Harry Potter and the Deathly Hallows Part II

When the best is left for last.

It is sad for a Harry Potter fan like me that it all ends with the Deathly Hallows II. There goes the anxiety and the excitement which arrives with the release of the each movie of the series. But it is probably for the best. It is always better when we know the right time to let go off things we love. So there I was in the houseful theatre eagerly waiting for the beginning of the end.

The finale of J.K Rowling’s Harry Potter and the Deathly Hallows had been split into two parts. While the first part was slow, with Harry, Ron and Hermione grasping at the straws, struggling with their friendship and their lack of direction, the second part is fast paced and has shown the trio’s bond stronger than ever. The finale is a treat for all the committed Harry Potter fans and it can also put the new comers in their seat.

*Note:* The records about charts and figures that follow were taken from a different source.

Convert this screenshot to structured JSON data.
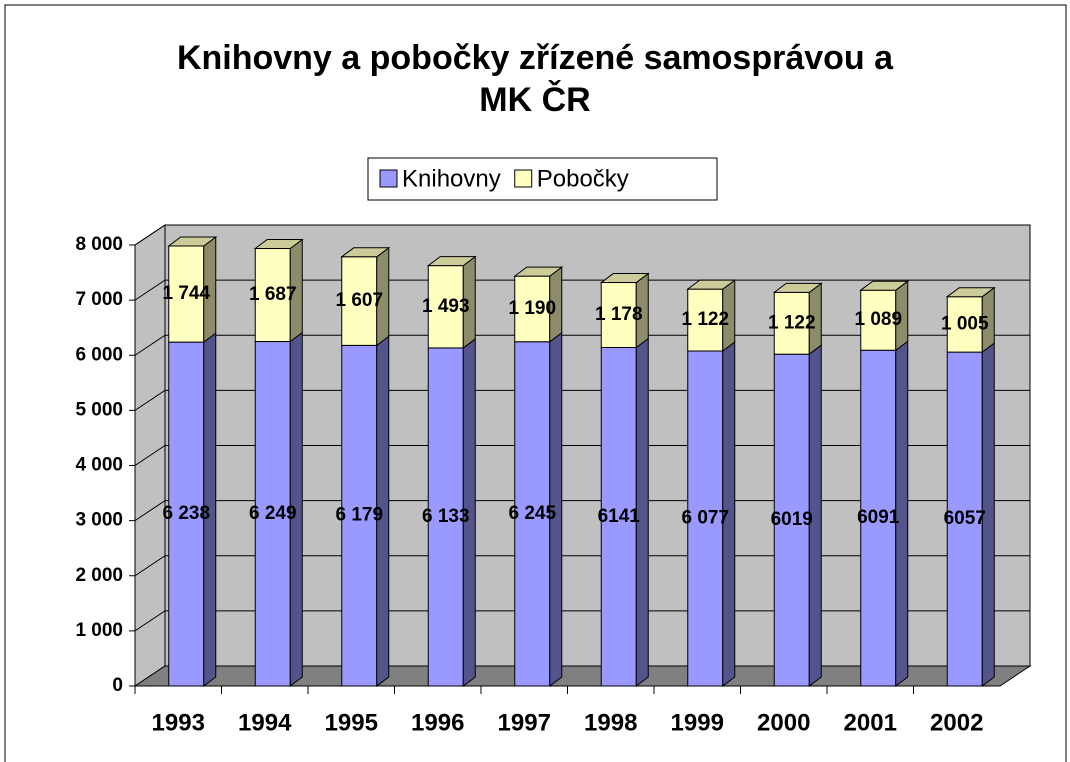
{
  "chart_data": {
    "type": "bar3d_stacked",
    "title": "Knihovny a pobočky zřízené samosprávou a MK ČR",
    "categories": [
      "1993",
      "1994",
      "1995",
      "1996",
      "1997",
      "1998",
      "1999",
      "2000",
      "2001",
      "2002"
    ],
    "series": [
      {
        "name": "Knihovny",
        "color": "#9999ff",
        "values": [
          6238,
          6249,
          6179,
          6133,
          6245,
          6141,
          6077,
          6019,
          6091,
          6057
        ],
        "value_labels": [
          "6 238",
          "6 249",
          "6 179",
          "6 133",
          "6 245",
          "6141",
          "6 077",
          "6019",
          "6091",
          "6057"
        ]
      },
      {
        "name": "Pobočky",
        "color": "#ffffc0",
        "values": [
          1744,
          1687,
          1607,
          1493,
          1190,
          1178,
          1122,
          1122,
          1089,
          1005
        ],
        "value_labels": [
          "1 744",
          "1 687",
          "1 607",
          "1 493",
          "1 190",
          "1 178",
          "1 122",
          "1 122",
          "1 089",
          "1 005"
        ]
      }
    ],
    "ylim": [
      0,
      8000
    ],
    "yticks": [
      0,
      {
        "value": 1000,
        "label": "1 000"
      },
      {
        "value": 2000,
        "label": "2 000"
      },
      {
        "value": 3000,
        "label": "3 000"
      },
      {
        "value": 4000,
        "label": "4 000"
      },
      {
        "value": 5000,
        "label": "5 000"
      },
      {
        "value": 6000,
        "label": "6 000"
      },
      {
        "value": 7000,
        "label": "7 000"
      },
      {
        "value": 8000,
        "label": "8 000"
      }
    ],
    "grid": true,
    "legend": "top"
  }
}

The movie is just over two hours in length, making it the shortest of all the Harry Potter series but still the best so far. The story picks up just where the first half ends. The three sorcerers are on their quest for the remaining horcruxes, objects that contain pieces of Lord Voldemort’s dark soul. During the search, the trio find themselves in dangerous situations, managing escapes and donning disguises. All the action is set at a tremendous pace which succeeds in giving one an adrenaline rush, but it also comes with the ever-so-prized special moments of the beloved characters. There are the classic punch lines which we are accustomed to in a Potter film, in addition to those magical moments like the kiss between Ron and Hermione. Director David Yates has not failed to give us those shining instances that we so adore. The escape from Gringotts on a dragon is simply breathtaking and the final battle at Hogwarts is totally epic. Every actor has played his/her part marvelously, as they always have. Ron and Hermione are at their best and so are the rest of the Hogwarts members. We have seen the trio literally grow up on screen and they have matured not only as wizards but also as individual actors in their own right.

As the last film of seven, The Deathly Hallows Part II reveals all the secrets we have been waiting to hear. The pieces of the puzzle finally come together and give us the whole picture. Severus Snape’s character comes in a whole new light and he emerges as one of the heroic figures rather than an evil one. There are many surprises in store, the greatest being one particular memory of Snape’s which not only reveals a lot about his character but also serves as the crucial fact during the battle. Alan Rickman has given a heart-wrenching performance which is one of the most memorable of all time. There is Dumbledore’s as well. Since the sixth film, we were presented with a more allusive side of the Hogwarts headmaster wherein more questions were raised than those answered. The Deathly Hallows Part II again elucidates those secrets from Dumbledore’s past. This part shows Neville Longbottom’s character to be more than just a background comic slapstick. While Harry has been destined to greatness, Neville had to work of it. The unsung hero, who almost became the chosen one, is instrumental in supporting Harry and finally gets his moment of glory, and what a moment indeed (the entire theatre was filled with applauses, so you should get the idea).

But then again it all comes to the epic battle between Harry and Lord Voldemort. This isn’t just a fight between these two, but between good and evil. Hogwarts is immersed in battle where teachers, students, ghosts even the armours play their role. During the darkest time, there is no separation of houses, students from all the houses (excluding Slytherin house, obviously) unite together to save their school as well as their world. There is a lot of death and destruction during this historic battle. Hogwarts falls and crumbles, only to rise back up of course. Technically, I don’t think the 3D effect was necessary. The movie was magnificent in itself and the 3D didn’t serve much. And, well if you know the book by heart and want to see every detail as it was described, you might be a bit let down during the battle. But, then again, the whole book can’t be shown in a movie and the modified parts have only made it a more exciting watch. One of the prevailing themes of all the Potter films is that love- real, strong, genuine love- can overcome adversity and ultimately protect you from evil. No one will be disappointed in the scene between Harry and his parents where we are at once confronted with a great sense of emptiness but also a resounding comfort knowing that Harry has never been alone.

Overall the movie is a roller coaster ride. It has its high and its lows, there are twists and turns. It is thrilling and scary but when the ride is over you want to go through it all over again. A great movie and one of the best finales of all time. Harry Potter has indeed ended but it has left with a BANG!